Anyone have any pointers on how to remove a t-shirt label from the actual shirt, I am currently cutting the label and trying to thread the leftovers the best I can, I am not great at sewing, so removing the label and stitching it back down is not my thing, just wondering if anyone has any pointers or anything, let me know, thank you!


----------



## Uncle John (Mar 11, 2007)

Get a seam ripper from a fabric store or sewing shop (about 2 bucks) pull the label away from shirt and rip label not the stitches, its slow but clean.
Good luck, John


----------



## verbalking78 (Feb 1, 2009)

Hey,

I use to do that too but it took too much time now I sew my own label over with the thread matching the design main color and daaaammn it look good

hope it can help


----------



## INKSCREENS (Jan 28, 2008)

C3Online said:


> Anyone have any pointers on how to remove a t-shirt label from the actual shirt, I am currently cutting the label and trying to thread the leftovers the best I can, I am not great at sewing, so removing the label and stitching it back down is not my thing, just wondering if anyone has any pointers or anything, let me know, thank you!
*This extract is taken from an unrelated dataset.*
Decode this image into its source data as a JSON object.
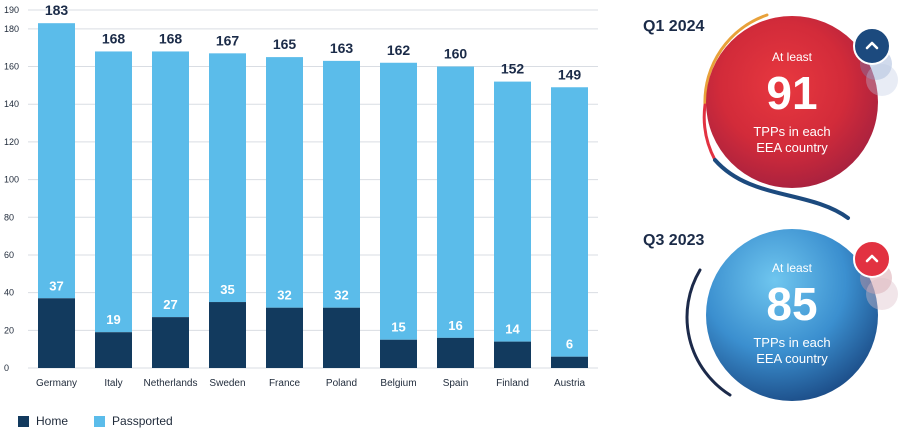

You may need to rip the seams and completely remove the original label, then re-sew the seams.

Having a professional provide this service may help as well.


----------



## splathead (Dec 4, 2005)

I am with John. You use the seam ripper correction and it's one swipe, with no label left showing unless you look very closely. 

Anyone have any design by humans shirts? That's how they do it.


----------